What is the area under #f(x)=x^2-3x+5# in #x in[0,1] #?

Question

What is the area under #f(x)=x^2-3x+5# in #x  in[0,1]    #?

Emilia Aguilar · Accepted Answer

#23/6# square units

Drawing the graph of the function we get graph{x^2-3x+5 [-9.14, 19.34, -3.53, 10.71]} Since there are no x-intercepts or turning points between the interval [0,1], we may integrate throughout the interval to obtain the required area as #int_0^1(x^2-3x+5)dx# #=[x^3/3-3x^2/2+5x]_0^1# #=1/3-3/2+5# #=23/6#

Aurora Alvarado · Answer

undefined To find the area under the curve $f(x) = x^2 - 3x + 5$ in the interval $[0, 1]$, you need to compute the definite integral of $f(x)$ with respect to $x$ over that interval.
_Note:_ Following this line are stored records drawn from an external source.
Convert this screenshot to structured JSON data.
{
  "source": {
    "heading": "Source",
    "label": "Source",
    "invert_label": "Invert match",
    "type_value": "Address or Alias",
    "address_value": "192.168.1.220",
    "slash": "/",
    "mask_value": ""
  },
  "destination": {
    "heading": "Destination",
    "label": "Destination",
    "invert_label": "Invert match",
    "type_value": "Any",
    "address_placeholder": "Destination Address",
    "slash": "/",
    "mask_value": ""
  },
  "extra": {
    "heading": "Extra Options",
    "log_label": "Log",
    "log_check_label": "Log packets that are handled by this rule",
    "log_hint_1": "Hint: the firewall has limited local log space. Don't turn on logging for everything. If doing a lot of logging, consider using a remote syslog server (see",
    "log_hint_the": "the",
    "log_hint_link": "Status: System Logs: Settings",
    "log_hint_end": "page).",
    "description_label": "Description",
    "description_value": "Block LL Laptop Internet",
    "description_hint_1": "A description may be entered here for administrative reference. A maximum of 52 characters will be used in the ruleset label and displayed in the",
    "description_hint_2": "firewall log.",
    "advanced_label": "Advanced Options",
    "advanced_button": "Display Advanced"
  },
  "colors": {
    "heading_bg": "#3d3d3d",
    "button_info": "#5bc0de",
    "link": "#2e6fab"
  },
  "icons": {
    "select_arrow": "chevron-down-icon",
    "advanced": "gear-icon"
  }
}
Using the fundamental theorem of calculus, integrate $f(x)$ from 0 to 1:

$$
\int_{0}^{1} (x^2 - 3x + 5) \, dx
$$

$$= \left[\frac{x^3}{3} - \frac{3x^2}{2} + 5x\right]_{0}^{1}$$

$$= \left(\frac{1}{3} - \frac{3}{2} + 5\right) - \left(0 - 0 + 0\right)$$

$$= \left(\frac{1}{3} - \frac{3}{2} + 5\right)$$

$$= \left(\frac{1}{3} - \frac{9}{6} + \frac{30}{6}\right)$$

$$= \left(\frac{1}{3} + \frac{21}{6}\right)$$

$$= \left(\frac{1}{3} + \frac{7}{2}\right)$$

$$= \left(\frac{1}{3} + \frac{21}{6}\right)$$

$$= \left(\frac{1}{3} + \frac{7}{2}\right)$$

$$= \frac{1}{3} + \frac{21}{6}$$

$$= \frac{1}{3} + \frac{7}{2}$$

$$= \frac{1}{3} + \frac{21}{6}$$

$$= \frac{1}{3} + \frac{7}{2}$$

$$= \frac{1 + 21}{3 + 6}$$

$$= \frac{22}{9}$$

Therefore, the area under the curve $f(x) = x^2 - 3x + 5$ in the interval $[0, 1]$ is $\frac{22}{9}$ square units.